Designing a "price comparison" script - Pitfalls?

Posted: Mon Mar 26, 2007 9:26 am
by onion2k
I want to write a script that does something similar to a price comparison script. I'm not actually going to be comparing prices, but my project idea does need to build up a set of price data from different sites. Some have feeds that I can utilise (Amazon for example), but most don't.

As it stands my method is to crawl the 'new releases' pages using a regexp to get ids, then crawl the individual product pages every few days using another regexp to get the price. Is there a better method than that? I imagine it'll be fragile as hell.

Has anyone here written some sort of price comparator? What did you find most tricky? What should I watch out for? How did you link similar products (I'm thinking of using the name with Levenshtein distances).

Posted: Thu Mar 29, 2007 8:10 am
by Benjamin
You know, one thing that people often forget in the business world is that it's not all about prices. Communicating value is a key to success.

How can you communicate value...

1. When I order a product, and you say it will be here on the xth day of then month, will it be?
2. Will the product be as described?
3. Can I count on good customer service?
4. Is this product worth the price?
5. etc. etc. etc..

I have seen so many businesses fail because they think that they can grab all the customers by undercutting the competition, but they don't consider loyality and trust.

Just MHO

Posted: Thu Mar 29, 2007 10:23 am
by onion2k
My project is not to do with prices directly. It's to do with trends. Prices are merely the root of the data.
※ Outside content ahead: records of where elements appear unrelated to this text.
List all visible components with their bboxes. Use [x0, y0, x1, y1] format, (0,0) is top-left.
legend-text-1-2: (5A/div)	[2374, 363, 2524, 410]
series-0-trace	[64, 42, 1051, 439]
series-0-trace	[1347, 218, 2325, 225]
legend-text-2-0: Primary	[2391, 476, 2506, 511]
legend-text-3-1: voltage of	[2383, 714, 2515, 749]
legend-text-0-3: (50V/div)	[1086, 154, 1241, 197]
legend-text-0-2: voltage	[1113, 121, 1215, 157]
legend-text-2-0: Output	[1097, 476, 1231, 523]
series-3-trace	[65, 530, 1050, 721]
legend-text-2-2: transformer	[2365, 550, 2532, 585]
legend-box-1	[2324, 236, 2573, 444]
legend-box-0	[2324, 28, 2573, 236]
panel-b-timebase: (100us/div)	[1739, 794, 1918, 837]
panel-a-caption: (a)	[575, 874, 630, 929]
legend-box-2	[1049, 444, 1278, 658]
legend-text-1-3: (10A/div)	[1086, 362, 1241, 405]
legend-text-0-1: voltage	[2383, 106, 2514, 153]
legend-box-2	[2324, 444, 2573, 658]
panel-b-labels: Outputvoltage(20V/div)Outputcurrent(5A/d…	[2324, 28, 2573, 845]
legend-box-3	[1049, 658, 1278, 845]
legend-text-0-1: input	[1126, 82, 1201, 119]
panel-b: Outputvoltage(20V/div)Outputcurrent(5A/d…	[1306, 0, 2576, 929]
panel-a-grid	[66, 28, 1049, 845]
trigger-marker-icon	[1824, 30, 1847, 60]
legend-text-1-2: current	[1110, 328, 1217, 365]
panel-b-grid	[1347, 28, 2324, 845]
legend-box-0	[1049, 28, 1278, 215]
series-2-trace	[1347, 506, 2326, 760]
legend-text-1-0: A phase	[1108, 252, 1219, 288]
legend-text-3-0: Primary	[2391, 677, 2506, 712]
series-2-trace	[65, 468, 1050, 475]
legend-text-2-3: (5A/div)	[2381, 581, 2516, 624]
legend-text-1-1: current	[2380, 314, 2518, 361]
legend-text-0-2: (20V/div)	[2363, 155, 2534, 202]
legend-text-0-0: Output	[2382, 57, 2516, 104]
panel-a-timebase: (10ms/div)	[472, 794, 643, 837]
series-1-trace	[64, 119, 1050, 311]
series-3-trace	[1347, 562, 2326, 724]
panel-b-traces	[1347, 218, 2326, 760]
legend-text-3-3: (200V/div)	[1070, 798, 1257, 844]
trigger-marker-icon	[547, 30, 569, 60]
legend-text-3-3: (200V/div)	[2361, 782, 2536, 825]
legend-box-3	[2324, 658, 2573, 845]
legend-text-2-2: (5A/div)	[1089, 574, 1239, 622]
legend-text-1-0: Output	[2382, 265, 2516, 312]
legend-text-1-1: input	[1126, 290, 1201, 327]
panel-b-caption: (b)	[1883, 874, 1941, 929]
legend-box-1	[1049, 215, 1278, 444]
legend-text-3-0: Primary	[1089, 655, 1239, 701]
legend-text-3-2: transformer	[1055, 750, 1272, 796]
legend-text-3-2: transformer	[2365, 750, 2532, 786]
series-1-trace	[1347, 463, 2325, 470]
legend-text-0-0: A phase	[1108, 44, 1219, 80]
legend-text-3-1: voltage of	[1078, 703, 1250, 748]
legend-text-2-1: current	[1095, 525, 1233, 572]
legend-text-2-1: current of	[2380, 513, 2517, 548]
Posted: Thu Mar 29, 2007 12:42 pm
by Christopher
Rather than parsing the HTML you could just use the webservices feeds from sites that have it. You can get pricing back in delimited or XML that will be much easier to deal with.
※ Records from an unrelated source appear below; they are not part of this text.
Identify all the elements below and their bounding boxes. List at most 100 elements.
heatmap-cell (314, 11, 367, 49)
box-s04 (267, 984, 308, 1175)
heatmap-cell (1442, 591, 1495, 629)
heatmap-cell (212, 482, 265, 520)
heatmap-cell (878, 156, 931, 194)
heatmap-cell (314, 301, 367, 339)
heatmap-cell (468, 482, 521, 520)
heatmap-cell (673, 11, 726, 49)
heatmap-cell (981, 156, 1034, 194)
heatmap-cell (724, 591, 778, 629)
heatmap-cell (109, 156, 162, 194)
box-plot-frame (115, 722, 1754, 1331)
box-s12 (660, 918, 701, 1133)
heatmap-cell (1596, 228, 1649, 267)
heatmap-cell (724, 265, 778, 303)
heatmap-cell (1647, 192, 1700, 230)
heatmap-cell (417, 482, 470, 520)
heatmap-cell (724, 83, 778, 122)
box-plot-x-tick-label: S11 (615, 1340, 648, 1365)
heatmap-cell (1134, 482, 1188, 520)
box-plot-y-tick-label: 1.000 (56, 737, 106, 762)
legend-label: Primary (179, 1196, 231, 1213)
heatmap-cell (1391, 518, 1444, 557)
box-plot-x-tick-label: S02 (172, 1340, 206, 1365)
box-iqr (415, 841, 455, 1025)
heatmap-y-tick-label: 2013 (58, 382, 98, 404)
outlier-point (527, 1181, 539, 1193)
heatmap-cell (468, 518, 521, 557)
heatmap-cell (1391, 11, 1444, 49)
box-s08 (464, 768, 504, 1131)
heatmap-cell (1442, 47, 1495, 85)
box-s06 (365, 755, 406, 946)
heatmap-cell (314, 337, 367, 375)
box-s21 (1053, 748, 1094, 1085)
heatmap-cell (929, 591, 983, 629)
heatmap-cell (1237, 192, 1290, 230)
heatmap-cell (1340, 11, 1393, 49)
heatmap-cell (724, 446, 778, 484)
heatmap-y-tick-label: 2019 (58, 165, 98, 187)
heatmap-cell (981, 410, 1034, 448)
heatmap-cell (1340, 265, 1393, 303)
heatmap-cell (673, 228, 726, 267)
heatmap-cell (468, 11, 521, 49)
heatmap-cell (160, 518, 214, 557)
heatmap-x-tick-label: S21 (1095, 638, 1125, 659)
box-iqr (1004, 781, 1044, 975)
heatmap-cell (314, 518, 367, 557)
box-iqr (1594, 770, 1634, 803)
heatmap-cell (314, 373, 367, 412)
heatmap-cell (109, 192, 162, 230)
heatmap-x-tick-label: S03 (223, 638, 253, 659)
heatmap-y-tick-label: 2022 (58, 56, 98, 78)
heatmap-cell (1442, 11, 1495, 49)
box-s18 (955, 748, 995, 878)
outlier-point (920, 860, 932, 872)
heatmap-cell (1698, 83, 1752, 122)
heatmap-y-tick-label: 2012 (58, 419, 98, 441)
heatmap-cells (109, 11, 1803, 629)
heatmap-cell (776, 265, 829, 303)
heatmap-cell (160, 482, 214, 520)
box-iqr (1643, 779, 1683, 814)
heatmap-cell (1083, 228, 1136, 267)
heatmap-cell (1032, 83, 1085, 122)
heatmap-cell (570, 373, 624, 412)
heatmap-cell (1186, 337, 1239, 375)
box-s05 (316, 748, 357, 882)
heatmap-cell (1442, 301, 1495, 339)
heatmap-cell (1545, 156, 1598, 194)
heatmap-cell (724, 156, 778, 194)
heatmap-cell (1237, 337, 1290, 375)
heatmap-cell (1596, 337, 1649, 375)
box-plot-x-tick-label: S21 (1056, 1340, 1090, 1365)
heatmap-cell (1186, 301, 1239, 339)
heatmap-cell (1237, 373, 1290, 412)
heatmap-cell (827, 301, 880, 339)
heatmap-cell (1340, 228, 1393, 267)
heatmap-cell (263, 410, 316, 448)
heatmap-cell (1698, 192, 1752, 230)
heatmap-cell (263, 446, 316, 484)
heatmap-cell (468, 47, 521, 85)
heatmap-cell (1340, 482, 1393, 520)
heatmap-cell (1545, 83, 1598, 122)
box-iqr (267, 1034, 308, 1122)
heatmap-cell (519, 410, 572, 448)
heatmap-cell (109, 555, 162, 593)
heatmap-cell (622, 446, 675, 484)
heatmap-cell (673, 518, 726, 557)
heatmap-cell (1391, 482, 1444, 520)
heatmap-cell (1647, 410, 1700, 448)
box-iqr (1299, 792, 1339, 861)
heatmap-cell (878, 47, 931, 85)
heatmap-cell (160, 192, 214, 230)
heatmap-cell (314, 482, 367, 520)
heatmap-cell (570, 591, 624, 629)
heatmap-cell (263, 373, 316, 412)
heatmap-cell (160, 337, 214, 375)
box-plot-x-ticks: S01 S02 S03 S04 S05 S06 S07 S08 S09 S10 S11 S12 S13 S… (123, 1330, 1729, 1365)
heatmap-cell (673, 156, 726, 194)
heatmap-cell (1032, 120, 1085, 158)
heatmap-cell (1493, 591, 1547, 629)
Posted: Thu Mar 29, 2007 1:28 pm
by onion2k
arborint wrote:Rather than parsing the HTML you could just use the webservices feeds from sites that have it. You can get pricing back in delimited or XML that will be much easier to deal with.
Whereever a site has a feed I make full use of it. I'd be daft not to really. Where a site doesn't I crawl the site in full accordance with the site's terms, privacy policy, and robots.txt file. My current script doesn't request any content more than once per 1.75s on average (it uses a random period between 0.5s and 3s). I'm not doing anything that Google doesn't do already. It's all completely above board. This is getting off topic now.